Thousand Foot Krutch chronology
| Phenomenon (2003) | The Art of Breaking (2005) | The Flame in All of Us (2007) |

= The Art of Breaking =

The Art of Breaking is the third studio album by Christian rock band Thousand Foot Krutch that was released by Tooth & Nail Records in July 2005. The single Move received moderate mainstream success, reaching No. 16 on Billboards mainstream rock charts in early 2006. The album has three singles: "Move", "Absolute" and "Breathe You In". Of these, only "Move" received a music video.
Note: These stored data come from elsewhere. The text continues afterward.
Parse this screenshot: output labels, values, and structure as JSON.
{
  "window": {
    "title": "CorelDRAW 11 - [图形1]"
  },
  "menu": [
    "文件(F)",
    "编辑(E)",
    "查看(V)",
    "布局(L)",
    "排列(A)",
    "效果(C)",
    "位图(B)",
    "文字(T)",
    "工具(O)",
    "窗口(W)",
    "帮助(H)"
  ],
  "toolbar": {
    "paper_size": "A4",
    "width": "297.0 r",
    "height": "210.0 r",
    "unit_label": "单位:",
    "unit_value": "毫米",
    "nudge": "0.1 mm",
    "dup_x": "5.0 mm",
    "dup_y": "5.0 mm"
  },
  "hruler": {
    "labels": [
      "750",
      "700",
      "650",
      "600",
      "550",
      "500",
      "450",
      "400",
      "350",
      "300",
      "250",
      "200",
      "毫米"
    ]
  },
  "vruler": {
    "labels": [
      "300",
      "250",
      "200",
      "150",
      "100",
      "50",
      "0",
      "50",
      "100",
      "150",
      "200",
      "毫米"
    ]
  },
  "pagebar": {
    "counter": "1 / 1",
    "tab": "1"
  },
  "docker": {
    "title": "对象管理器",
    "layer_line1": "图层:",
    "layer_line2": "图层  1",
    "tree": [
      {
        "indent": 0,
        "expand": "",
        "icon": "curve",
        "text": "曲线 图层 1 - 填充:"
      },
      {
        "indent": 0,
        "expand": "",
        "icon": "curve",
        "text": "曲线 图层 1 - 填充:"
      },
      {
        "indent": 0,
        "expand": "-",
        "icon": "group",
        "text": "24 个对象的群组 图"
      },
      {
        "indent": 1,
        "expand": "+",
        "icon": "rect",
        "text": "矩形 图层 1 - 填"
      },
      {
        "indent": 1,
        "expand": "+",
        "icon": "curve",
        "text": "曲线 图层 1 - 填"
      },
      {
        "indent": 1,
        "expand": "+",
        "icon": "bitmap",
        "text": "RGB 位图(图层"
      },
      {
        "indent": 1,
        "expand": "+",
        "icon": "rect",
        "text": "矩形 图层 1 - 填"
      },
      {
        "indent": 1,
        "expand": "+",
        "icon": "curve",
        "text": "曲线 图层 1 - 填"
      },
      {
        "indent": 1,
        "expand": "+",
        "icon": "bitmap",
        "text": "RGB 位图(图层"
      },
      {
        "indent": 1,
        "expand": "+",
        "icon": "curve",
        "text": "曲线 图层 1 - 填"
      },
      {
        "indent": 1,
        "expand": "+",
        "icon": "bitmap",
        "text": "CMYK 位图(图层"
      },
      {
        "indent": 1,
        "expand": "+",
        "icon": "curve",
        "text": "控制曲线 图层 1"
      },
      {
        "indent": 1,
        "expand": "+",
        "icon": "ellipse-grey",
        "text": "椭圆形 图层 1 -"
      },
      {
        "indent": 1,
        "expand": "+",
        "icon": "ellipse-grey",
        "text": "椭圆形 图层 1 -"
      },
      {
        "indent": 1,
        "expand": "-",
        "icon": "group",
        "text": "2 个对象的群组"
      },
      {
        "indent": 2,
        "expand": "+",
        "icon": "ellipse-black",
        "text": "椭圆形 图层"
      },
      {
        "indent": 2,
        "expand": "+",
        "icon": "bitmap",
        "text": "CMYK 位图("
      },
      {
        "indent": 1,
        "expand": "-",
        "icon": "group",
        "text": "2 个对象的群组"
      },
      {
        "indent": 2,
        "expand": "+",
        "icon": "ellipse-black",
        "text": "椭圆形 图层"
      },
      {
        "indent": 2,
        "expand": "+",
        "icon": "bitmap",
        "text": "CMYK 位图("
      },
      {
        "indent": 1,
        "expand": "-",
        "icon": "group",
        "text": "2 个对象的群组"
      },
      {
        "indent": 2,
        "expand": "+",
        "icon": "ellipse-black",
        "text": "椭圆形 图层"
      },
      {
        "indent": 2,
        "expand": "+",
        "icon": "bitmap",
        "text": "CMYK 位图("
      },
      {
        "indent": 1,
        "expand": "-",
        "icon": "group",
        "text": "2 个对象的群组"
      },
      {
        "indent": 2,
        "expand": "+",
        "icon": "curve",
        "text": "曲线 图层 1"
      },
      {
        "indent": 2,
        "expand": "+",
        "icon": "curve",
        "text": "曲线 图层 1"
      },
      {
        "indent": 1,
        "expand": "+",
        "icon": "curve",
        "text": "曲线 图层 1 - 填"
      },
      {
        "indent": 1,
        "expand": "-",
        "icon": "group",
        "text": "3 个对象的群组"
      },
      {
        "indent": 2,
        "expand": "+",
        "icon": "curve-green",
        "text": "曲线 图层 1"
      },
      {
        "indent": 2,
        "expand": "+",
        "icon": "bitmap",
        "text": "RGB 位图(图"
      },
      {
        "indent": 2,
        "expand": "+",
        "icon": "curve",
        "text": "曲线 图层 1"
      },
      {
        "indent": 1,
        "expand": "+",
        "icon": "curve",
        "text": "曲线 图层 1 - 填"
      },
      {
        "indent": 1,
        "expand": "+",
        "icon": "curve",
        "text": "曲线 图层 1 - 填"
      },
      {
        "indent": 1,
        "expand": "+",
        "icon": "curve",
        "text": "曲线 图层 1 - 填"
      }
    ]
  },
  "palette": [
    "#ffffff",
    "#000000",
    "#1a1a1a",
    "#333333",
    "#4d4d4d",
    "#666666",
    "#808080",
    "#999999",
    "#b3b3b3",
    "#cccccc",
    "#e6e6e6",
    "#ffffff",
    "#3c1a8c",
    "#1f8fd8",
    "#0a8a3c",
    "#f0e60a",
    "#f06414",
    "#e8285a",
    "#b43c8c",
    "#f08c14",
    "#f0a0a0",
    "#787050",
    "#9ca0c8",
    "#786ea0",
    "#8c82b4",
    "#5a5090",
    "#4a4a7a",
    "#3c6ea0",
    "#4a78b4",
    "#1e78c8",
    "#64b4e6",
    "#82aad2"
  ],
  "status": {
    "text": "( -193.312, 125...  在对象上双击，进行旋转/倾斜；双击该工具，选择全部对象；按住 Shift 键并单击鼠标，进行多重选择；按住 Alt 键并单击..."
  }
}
The band has said that the girl on the album's cover is the girl in the video for "Move", as shown in a picture on their MySpace.

Professional ratings
Review scores
| Source | Rating |
| AllMusic | Star Half star |
| Cross Rhythms | Star |
| Jesusfreakhideout.com | Star Half star |

==Track listing==

| No. | Title | Length |
|---|---|---|
| 1. | "Absolute" | 3:19 |
| 2. | "Slow Bleed" | 3:14 |
| 3. | "The Art of Breaking" | 3:19 |
| 4. | "Stranger" | 3:48 |
| 5. | "Hurt" | 4:44 |
| 6. | "Hand Grenade" | 4:13 |
| 7. | "Move" | 3:28 |
| 8. | "Hit the Floor" | 3:48 |
| 9. | "Go" | 3:46 |
| 10. | "Make Me a Believer" | 2:49 |
| 11. | "Breathe You In" | 4:19 |
| Total length: |  | 40:47 |

==Personnel==
Thousand Foot Krutch
- Trevor McNevan – vocals, guitar
- Joel Bruyere – bass guitar
- Steve Augustine – drums

Additional personnel
- Arnold Lanni – producer, mixing, recording, keyboards
- Ziad "Zee" Al-Hillal – recording
- Angelo Caruso – recording
- Kenny Luong – additional engineering
- George Marino – mastering
- Phil X – guitar engineer
- Harry Hess – additional background vocals
- Adam Gontier of Three Days Grace – guest appearance on "Hurt" and "Go"
- Brandon Ebel – executive producer

==Awards==

In 2006, the album was nominated for a Dove Award for Rock Album of the Year at the 37th GMA Dove Awards. The song "Move" was also nominated for Short Form Music Video of the Year.